Thursday, August 28, 2014

"Friendly" Debt Collectors

A story is recently making the rounds on Yahoo! Finance regarding "new" collection agency tactics that focus on "customer service" and "friendliness."

According to reports published by the Association of Credit and Collection Professionals International (ACAI), the debt collection industry took in approximately $52 billion in revenue in 2013, compared $55 billion in 2010.  That is "billions" with a "B:" i.e., a whole lot of money.

Though the industry may be attempting to rebrand itself based on a new-found commitment to "customer service," it is important to remember that debt collectors have one ultimate objective in mind: to get money from consumers. 

Regardless of how friendly the letters may be, or how nice someone may speak to a consumer on the phone, debt collectors may still be hurting a person's credit, and they may be preparing to file a lawsuit against them.  Moreover, if they choose not to sue, they may decide to sell the debt off to another collector who may not care so much about "friendliness."

Consumers would do well to remember that debt collectors are still required to play by the rules provided by the FDCPA, including: warning you that they are a debt collector attempting to collect a debt; debt validation letters; and refraining from unfair or abusive behavior.  If a debt collector fails to do these things, even if they have a smile on their face, it is still a violation of the law.

Wednesday, July 30, 2014

Study Says 35% of Americans Facing Collection Agencies

According to a recent study released by the Urban Institute, more than 35% of Americans have debts and unpaid bills that have been reported to collection agencies.  These adults owe an average of $5,178.00. The full study can be found here.

The study reveals that the East South Central census region (which includes Kentucky) has the second-highest percentage of people with a debt in collections, with 41.3% of people having an account in collections.

Debt collectors do not just collect unpaid credit cards, but a wide-range of debts such as:
  • cell phones
  • utilities
  • gym memberships
  • book clubs
The Fair Debt Collection Practices Act (FDCPA) applies to debt collectors, and limits the actions they can take in trying to collect a debt.  I have litigated a large number of FDCPA cases, and it is vital that debt collectors be held accountable for violations of this important federal law.  I do not charge people for consultations regarding whether their rights under the FDCPA have been violated.

Every case is different, but many people facing debt collectors ultimately end up filing bankruptcy as a way to protect themselves, and to begin the process of rebuilding their credit. 

Saturday, June 15, 2013

Debt Collectors and Original Creditors - What Law Applies?

This post aims to give you a general answer to this very common question.  In general, the Fair Debt Collection Practices Act (FDCPA) protects consumers from a wide range of abusive, harassing and misleading actions by debt collectors.

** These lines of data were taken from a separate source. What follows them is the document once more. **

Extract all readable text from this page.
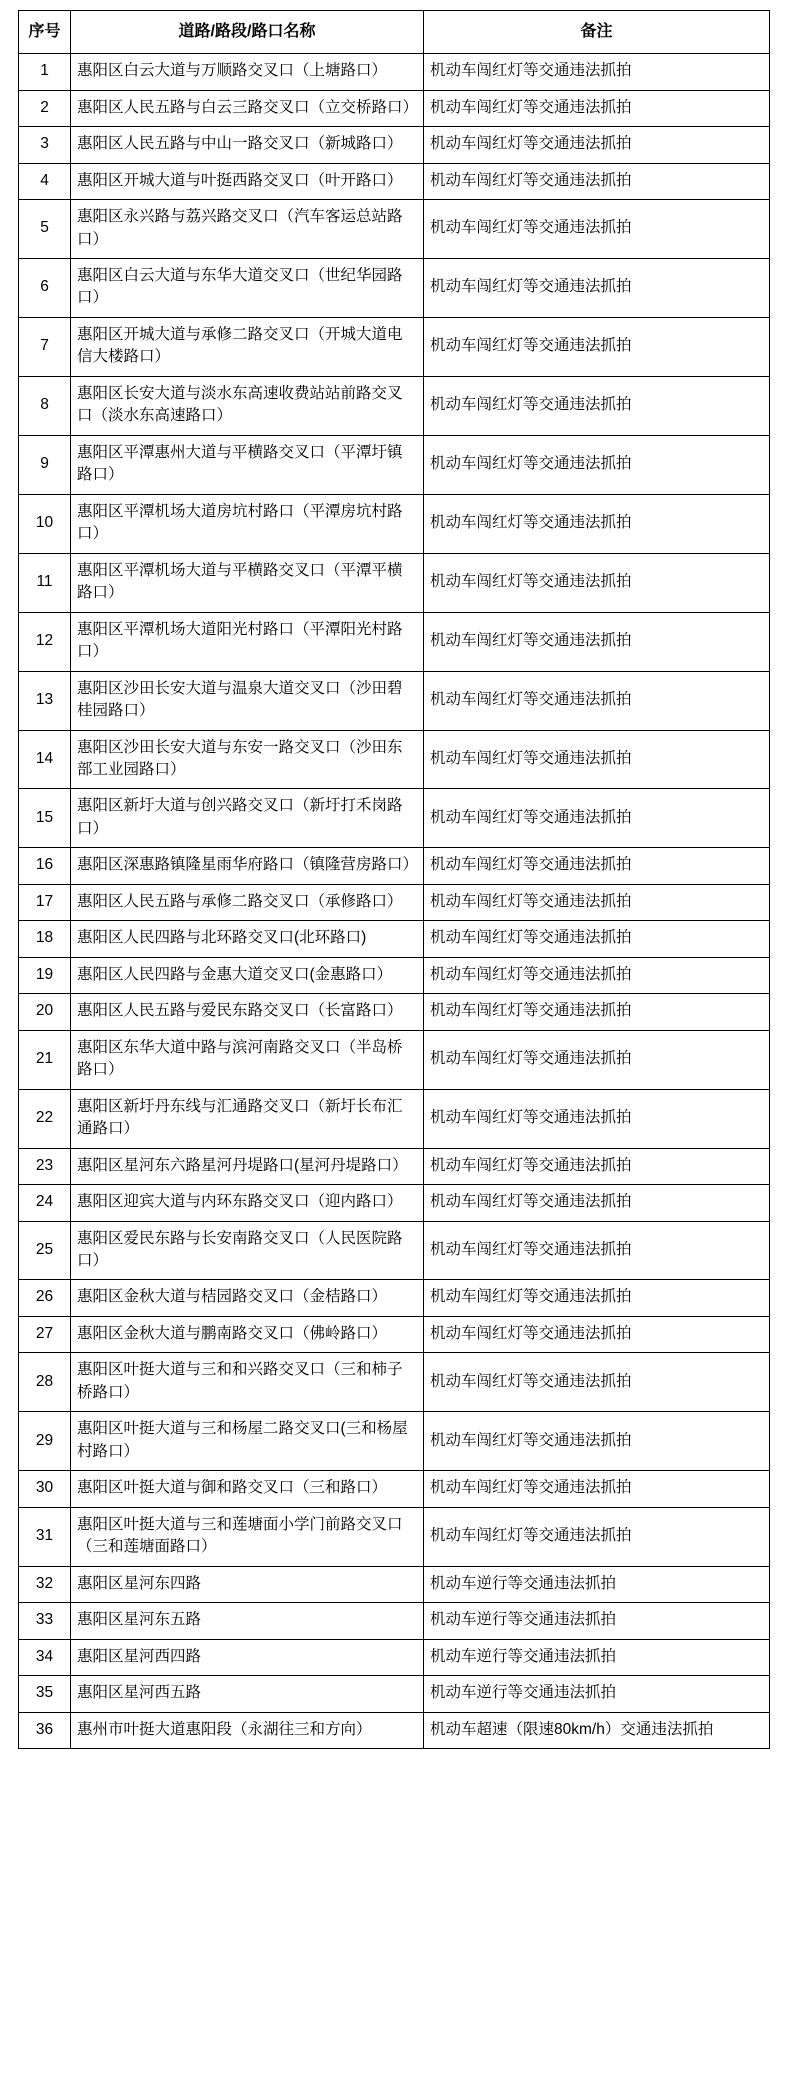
序号	道路/路段/路口名称	备注
1	惠阳区白云大道与万顺路交叉口（上塘路口）	机动车闯红灯等交通违法抓拍
2	惠阳区人民五路与白云三路交叉口（立交桥路口）	机动车闯红灯等交通违法抓拍
3	惠阳区人民五路与中山一路交叉口（新城路口）	机动车闯红灯等交通违法抓拍
4	惠阳区开城大道与叶挺西路交叉口（叶开路口）	机动车闯红灯等交通违法抓拍
5	惠阳区永兴路与荔兴路交叉口（汽车客运总站路口）	机动车闯红灯等交通违法抓拍
6	惠阳区白云大道与东华大道交叉口（世纪华园路口）	机动车闯红灯等交通违法抓拍
7	惠阳区开城大道与承修二路交叉口（开城大道电信大楼路口）	机动车闯红灯等交通违法抓拍
8	惠阳区长安大道与淡水东高速收费站站前路交叉口（淡水东高速路口）	机动车闯红灯等交通违法抓拍
9	惠阳区平潭惠州大道与平横路交叉口（平潭圩镇路口）	机动车闯红灯等交通违法抓拍
10	惠阳区平潭机场大道房坑村路口（平潭房坑村路口）	机动车闯红灯等交通违法抓拍
11	惠阳区平潭机场大道与平横路交叉口（平潭平横路口）	机动车闯红灯等交通违法抓拍
12	惠阳区平潭机场大道阳光村路口（平潭阳光村路口）	机动车闯红灯等交通违法抓拍
13	惠阳区沙田长安大道与温泉大道交叉口（沙田碧桂园路口）	机动车闯红灯等交通违法抓拍
14	惠阳区沙田长安大道与东安一路交叉口（沙田东部工业园路口）	机动车闯红灯等交通违法抓拍
15	惠阳区新圩大道与创兴路交叉口（新圩打禾岗路口）	机动车闯红灯等交通违法抓拍
16	惠阳区深惠路镇隆星雨华府路口（镇隆营房路口）	机动车闯红灯等交通违法抓拍
17	惠阳区人民五路与承修二路交叉口（承修路口）	机动车闯红灯等交通违法抓拍
18	惠阳区人民四路与北环路交叉口(北环路口)	机动车闯红灯等交通违法抓拍
19	惠阳区人民四路与金惠大道交叉口(金惠路口）	机动车闯红灯等交通违法抓拍
20	惠阳区人民五路与爱民东路交叉口（长富路口）	机动车闯红灯等交通违法抓拍
21	惠阳区东华大道中路与滨河南路交叉口（半岛桥路口）	机动车闯红灯等交通违法抓拍
22	惠阳区新圩丹东线与汇通路交叉口（新圩长布汇通路口）	机动车闯红灯等交通违法抓拍
23	惠阳区星河东六路星河丹堤路口(星河丹堤路口）	机动车闯红灯等交通违法抓拍
24	惠阳区迎宾大道与内环东路交叉口（迎内路口）	机动车闯红灯等交通违法抓拍
25	惠阳区爱民东路与长安南路交叉口（人民医院路口）	机动车闯红灯等交通违法抓拍
26	惠阳区金秋大道与桔园路交叉口（金桔路口）	机动车闯红灯等交通违法抓拍
27	惠阳区金秋大道与鹏南路交叉口（佛岭路口）	机动车闯红灯等交通违法抓拍
28	惠阳区叶挺大道与三和和兴路交叉口（三和柿子桥路口）	机动车闯红灯等交通违法抓拍
29	惠阳区叶挺大道与三和杨屋二路交叉口(三和杨屋村路口）	机动车闯红灯等交通违法抓拍
30	惠阳区叶挺大道与御和路交叉口（三和路口）	机动车闯红灯等交通违法抓拍
31	惠阳区叶挺大道与三和莲塘面小学门前路交叉口（三和莲塘面路口）	机动车闯红灯等交通违法抓拍
32	惠阳区星河东四路	机动车逆行等交通违法抓拍
33	惠阳区星河东五路	机动车逆行等交通违法抓拍
34	惠阳区星河西四路	机动车逆行等交通违法抓拍
35	惠阳区星河西五路	机动车逆行等交通违法抓拍
36	惠州市叶挺大道惠阳段（永湖往三和方向）	机动车超速（限速80km/h）交通违法抓拍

As its name implies, the FDPCA generally applies only to “debt collectors” and not to original creditors.  Therefore, if you have a credit card from a company such as Capital One, and Capital One calls you at midnight trying to collect the debt (which is not allowed by the FDCPA), Capital One would most likely not subject to the FDCPA because they are the original creditor.  On the other hand, if John Smith Collection Company called you at midnight, trying to collect the Capital One debt, John Smith Collection Company most likely would be subject to the FDCPA, because they are a debt collector.

Just because the FDCPA doesn’t cover original creditors, doesn’t mean that original creditors can do anything that they want to try to collect from consumers.  Many states have laws aimed at protecting consumers from original creditors.  In Kentucky, this law is called the Kentucky Consumer Protection Act (KRS § 367.110), and it protects consumers from "unfair, false, misleading or deceptive acts or practices in the conduct of any trade or commerce." KRS § 367.170.

If you feel that you are being harassed by debt collectors or original creditors, you should review your rights under the FDCPA and the Kentucky Consumer Protection Act to determine whether they are violating the law.